Roma. Apertura straordinaria della chiesa di Sant’Urbano alla Caffarella, con ingresso gratuito: dal II sec. d.C. ai restauri del XVII secolo

La chiesa di Sant’Urbano alal Caffarella a Roma (foto sovr. capitolina)

Sabato 13 giugno 2026, dalle 10 alle 13 (ultimo ingresso alle 12.30), apertura straordinaria della chiesa di Sant’Urbano alla Caffarella, una costruzione cristiana, dedicata alla devozione del papa Urbano VIII, edificata su di una delle strutture del complesso intitolato alla memoria di Annia Regilla nel 140 d.C. e alle divinità dell’oltretomba. Accesso da vicolo di Sant’Urbano a Roma (dall’area di parcheggio seguire il vialetto pedonale fino all’ingresso del sito). Apertura promossa dalla sovrintendenza capitolina ai Beni culturali in collaborazione con Zetema Progetto Cultura. Il sito non è accessibile alle persone con disabilità motoria con uso di sedia a rotelle. Ingresso consentito fino alla capienza prevista per il sito di massimo 25 persone in contemporanea. L’accesso è regolato con ingressi scaglionati in base alla disponibilità dei posti via via disponibili.

Affreschi all’interno della chiesa di Sant’Urbano alla Caffarella a Roma (foto sovr. capitolina)

La storia dell’edificio risale alla metà del II sec. d.C., quando il letterato e politico Erode Attico decise di costruire nella propria proprietà tra il II e il III miglio della via Appia un tempietto in onore della defunta moglie Annia Regilla, di Cerere e della diva Faustina, consorte di Antonino Pio. Nel corso del IX secolo l’edificio venne trasformato in oratorio cristiano; a quest’epoca risale l’affresco di una Madonna col bambino, che decora la parete della cripta.
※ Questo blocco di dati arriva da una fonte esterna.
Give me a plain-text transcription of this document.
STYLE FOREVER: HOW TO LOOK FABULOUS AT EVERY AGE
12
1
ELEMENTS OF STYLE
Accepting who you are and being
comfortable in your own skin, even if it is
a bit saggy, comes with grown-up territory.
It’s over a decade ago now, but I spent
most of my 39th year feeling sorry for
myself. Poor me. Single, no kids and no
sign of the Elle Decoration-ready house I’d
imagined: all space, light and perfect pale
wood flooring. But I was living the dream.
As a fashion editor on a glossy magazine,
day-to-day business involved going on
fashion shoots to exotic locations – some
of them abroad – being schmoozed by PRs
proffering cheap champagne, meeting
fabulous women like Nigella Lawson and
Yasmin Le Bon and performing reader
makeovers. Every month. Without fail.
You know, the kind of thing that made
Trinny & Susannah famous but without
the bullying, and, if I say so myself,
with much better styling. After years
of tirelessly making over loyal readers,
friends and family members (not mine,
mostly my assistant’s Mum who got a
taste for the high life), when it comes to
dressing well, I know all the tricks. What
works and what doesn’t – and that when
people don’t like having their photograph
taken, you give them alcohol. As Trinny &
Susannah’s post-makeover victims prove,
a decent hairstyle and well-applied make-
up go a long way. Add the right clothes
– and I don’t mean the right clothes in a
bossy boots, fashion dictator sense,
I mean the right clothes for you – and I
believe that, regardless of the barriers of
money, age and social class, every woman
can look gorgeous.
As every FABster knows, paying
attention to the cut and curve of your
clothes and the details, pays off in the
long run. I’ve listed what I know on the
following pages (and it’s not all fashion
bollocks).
Al XIV secolo sono riferibili le decorazioni pittoriche sulle pareti della cella, mentre al 1634, quando la chiesa era di proprietà dei Barberini, si data un radicale restauro voluto da papa Urbano VIII: il portico venne tamponato con murature laterizie, nelle quali si aprono tre finestre in alto e due ai lati dell’ingresso e sul colmo del tetto fu costruito un piccolo campanile a vela.